Wie gesagt, es gibt keine Methode, um systematisch Antworten auf diese Fragen zu finden. Gäbe es eine, wäre Regie führen auch keine Kunst mehr. Das Schöne an der ganzen Sache ist, daß wenn man ein Künstlerherz hat, oder anders gesagt die Inspiration einem etwas zur Seite steht, ergeben sich eine Menge der Antworten praktisch von selbst.

Eine Einweihung in die exklusiven Geheimnisse des Regie führens gibt es also nicht, aber was ich machen kann, ist zu demonstrieren, wie Fumio Kurokawa speziell bei dieser Geschichte in einigen Szenen vorgegangen ist.

Visuelle Anekdote

Das Bild oben habt ihr sicher schon gesehen, bevor ihr bis hierher gelesen habt. Es ist irgendwie ein kleines Markenzeichen der Serie, immer wieder einmal solche kleinen Anekdoten zu erzählen. Ein anderes Beispiel war auch oben auf der Einleitungsseite zu sehen.
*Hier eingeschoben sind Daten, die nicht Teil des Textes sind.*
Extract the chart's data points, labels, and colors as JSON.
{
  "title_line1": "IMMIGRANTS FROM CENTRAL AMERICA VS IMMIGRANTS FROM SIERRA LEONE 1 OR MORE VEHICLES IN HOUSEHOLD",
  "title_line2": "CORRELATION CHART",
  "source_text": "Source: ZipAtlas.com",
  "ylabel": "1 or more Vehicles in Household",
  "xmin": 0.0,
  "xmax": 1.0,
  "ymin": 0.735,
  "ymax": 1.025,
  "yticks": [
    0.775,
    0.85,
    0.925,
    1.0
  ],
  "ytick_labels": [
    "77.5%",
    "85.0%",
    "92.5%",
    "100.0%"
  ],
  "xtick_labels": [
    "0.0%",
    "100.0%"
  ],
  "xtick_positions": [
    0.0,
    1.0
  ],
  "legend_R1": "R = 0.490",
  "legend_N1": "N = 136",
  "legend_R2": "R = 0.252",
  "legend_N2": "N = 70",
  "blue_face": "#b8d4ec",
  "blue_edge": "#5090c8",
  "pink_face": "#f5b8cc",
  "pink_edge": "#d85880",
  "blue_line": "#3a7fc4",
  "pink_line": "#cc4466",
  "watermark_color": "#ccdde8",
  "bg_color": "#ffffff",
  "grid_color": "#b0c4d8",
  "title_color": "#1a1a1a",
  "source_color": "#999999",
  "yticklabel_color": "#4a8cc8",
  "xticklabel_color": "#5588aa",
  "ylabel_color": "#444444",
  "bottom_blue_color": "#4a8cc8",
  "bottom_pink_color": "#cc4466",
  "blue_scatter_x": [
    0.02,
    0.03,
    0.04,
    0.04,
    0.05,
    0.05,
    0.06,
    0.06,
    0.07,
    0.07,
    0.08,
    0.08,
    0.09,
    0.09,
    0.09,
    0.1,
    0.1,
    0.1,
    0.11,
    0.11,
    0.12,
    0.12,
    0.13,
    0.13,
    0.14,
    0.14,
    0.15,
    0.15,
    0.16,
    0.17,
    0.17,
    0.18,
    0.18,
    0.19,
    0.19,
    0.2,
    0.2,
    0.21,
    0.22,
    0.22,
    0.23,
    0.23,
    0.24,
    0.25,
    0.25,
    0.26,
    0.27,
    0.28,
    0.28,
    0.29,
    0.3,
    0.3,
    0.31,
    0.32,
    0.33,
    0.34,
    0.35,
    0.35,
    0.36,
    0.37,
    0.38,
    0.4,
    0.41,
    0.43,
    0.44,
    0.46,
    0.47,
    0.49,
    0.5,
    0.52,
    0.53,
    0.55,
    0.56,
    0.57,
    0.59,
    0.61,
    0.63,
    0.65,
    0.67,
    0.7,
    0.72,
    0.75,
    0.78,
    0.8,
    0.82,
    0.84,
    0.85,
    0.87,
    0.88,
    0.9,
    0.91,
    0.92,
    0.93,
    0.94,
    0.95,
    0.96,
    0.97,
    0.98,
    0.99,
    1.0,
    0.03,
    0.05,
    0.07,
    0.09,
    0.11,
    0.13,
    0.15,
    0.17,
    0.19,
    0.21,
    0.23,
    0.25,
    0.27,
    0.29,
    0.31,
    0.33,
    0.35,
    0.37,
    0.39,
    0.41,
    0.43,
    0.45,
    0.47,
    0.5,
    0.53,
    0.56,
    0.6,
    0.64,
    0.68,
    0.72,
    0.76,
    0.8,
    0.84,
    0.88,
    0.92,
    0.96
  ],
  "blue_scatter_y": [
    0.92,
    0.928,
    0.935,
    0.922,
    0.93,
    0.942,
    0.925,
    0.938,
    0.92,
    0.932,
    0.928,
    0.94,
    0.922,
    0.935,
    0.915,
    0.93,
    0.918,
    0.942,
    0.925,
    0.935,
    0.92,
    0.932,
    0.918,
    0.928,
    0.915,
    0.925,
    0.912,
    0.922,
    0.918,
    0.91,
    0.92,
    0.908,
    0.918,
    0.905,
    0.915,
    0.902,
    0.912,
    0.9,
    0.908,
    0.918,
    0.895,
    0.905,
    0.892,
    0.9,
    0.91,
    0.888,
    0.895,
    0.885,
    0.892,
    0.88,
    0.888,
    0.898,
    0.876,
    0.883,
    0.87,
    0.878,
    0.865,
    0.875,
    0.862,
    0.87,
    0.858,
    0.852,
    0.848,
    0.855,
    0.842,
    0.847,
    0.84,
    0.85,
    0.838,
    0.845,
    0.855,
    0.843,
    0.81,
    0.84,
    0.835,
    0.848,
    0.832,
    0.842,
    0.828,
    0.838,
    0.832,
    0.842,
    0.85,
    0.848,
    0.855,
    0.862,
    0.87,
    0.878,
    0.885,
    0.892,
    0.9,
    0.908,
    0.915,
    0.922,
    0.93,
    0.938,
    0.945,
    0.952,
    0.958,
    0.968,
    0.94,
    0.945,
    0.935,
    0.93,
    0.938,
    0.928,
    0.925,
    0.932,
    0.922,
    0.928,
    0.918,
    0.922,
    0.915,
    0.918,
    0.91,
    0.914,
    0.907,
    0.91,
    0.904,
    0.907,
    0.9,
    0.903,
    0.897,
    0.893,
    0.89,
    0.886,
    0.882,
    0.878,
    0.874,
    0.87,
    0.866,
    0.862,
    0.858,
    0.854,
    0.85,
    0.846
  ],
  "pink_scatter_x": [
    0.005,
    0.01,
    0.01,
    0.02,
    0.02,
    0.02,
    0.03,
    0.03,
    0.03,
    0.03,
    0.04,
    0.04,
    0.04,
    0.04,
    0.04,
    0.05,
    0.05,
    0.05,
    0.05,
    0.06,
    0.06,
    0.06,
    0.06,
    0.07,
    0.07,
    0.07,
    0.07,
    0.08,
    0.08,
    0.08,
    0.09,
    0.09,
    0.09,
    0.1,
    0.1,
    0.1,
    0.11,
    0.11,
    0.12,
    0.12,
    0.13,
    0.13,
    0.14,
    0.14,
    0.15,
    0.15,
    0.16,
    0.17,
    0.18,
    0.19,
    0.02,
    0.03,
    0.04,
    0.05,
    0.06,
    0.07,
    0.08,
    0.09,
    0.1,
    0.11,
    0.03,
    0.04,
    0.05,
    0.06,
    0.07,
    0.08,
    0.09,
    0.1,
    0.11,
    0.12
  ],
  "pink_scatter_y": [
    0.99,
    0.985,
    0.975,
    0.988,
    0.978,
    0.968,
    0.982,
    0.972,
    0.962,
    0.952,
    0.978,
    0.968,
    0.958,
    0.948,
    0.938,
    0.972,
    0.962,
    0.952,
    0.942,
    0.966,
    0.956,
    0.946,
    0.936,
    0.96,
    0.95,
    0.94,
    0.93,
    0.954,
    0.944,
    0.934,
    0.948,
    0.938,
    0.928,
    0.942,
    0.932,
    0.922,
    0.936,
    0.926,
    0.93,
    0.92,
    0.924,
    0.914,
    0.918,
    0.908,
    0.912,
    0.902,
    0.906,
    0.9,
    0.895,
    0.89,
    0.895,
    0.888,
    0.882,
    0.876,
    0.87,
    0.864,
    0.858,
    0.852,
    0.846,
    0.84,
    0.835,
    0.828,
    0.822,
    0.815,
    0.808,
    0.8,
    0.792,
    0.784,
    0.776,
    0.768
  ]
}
Bereits aus so etwas kann man schon einiges herauslesen. Zum einen sind solche Szenen nicht nur als Gag gedacht. Denn wem ist es nicht schon einmal aufgefallen, daß unser Alltag ebenfalls solche kleinen Geschichten schreibt? Genau durch diesen Umstand wirkt alles noch ein wenig vertrauter und realistischer. Und andererseits kann man gut beobachten, wie hier die Pointe gesetzt wird. Sara schaut verwundert nach unten. Was sie dort sieht, erfahren die Zuschauer erst kurz darauf. Durch dieses Vorenthalten von Information wird eine Spannung aufgebaut, die dann durch die nächste Einstellung aufgelöst wird. So kann man mit Bildern erzählen.
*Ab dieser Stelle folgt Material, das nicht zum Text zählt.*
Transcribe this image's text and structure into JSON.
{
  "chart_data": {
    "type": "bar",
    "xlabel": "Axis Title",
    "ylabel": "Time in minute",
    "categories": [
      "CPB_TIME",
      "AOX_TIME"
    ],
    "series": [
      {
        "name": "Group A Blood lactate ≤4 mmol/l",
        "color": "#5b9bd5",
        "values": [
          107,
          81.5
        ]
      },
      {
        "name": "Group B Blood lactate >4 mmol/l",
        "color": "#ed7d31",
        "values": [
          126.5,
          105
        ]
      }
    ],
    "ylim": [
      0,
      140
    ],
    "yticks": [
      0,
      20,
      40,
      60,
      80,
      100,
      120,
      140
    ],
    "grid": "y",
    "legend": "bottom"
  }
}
Nun zum ersten größeren Beispiel. Dieses, und das folgende habe ich schon vorher vorbereitet; sie waren bisher in einer eigenen Abteilung zu sehen. Ich habe sie jetzt in diese Sektion integriert und teilweise mit neuem Text versehen.

In dieser Szene ist Sara mit ihrem Vater eben im Internat angekommen, und die beiden werden gerade von Frl. Minchin herumgeführt. Dabei bemerkt sie noch ein paar allgemeine Dinge und zeigt ihnen schließlich Saras Zimmer. Ist es nicht langweilig, nur Frl. Minchin beim Reden zuzuhören und Leute beim Treppensteigen zu beobachten? Man könnte die Szene einfach drastisch verkürzen und zum Beispiel die Zimmertür von innen filmen, bis sie Frl. Minchin von außen öffnet. Aber der Regisseur nutzt diese Gelegenheit, um sich mehr auf Sara zu konzentrieren.

Einstellung 1

Ein Fenster kann faszinierend sein, besonders, wenn man noch ein kleines Kind ist. Vielleicht gibt es draußen etwas interessantes zu sehen?

Einstellung 2

Sara bildet keine Ausnahme. Sie würde schon gerne aus dem Fenster sehen, aber . . .

Einstellung 3

. . . die anderen sind schon voraus, und sie muß sich beeilen, um nicht zurückzubleiben (sie ist ja auch schon auf der Treppe).

Einstellung 4

Aber es gibt noch eine Gelegenheit. Saras Zimmer liegt einen Stock weiter höher.

Einstellung 5

Und diesmal klappt es!

Einstellung 6

Ende

Selbstverständlich ist das nicht das Ende. Sara reißt sich bald vom Fenster los, um endlich ihr Zimmer zu sehen. Die Kamera bleibt im Zimmer dann immer noch bei Sara, denn ihr Vater und Frl. Minchin reden noch eine Weile über langweilige Erwachsenen-Dinge. Hier wird also deutlich die Sichtweise eines noch kleinen Kindes demonstriert. Die Dialoge der Erwachsenen, die man teilweise nur im Hintergrund hört, stehen im Kontrast zu einer sehr visuellen Erlebniswelt von Sara. All das ist ziemlich unwichtig für die eigentliche Handlung, aber um so wichtiger für die Atmosphäre und die Charakterisierung.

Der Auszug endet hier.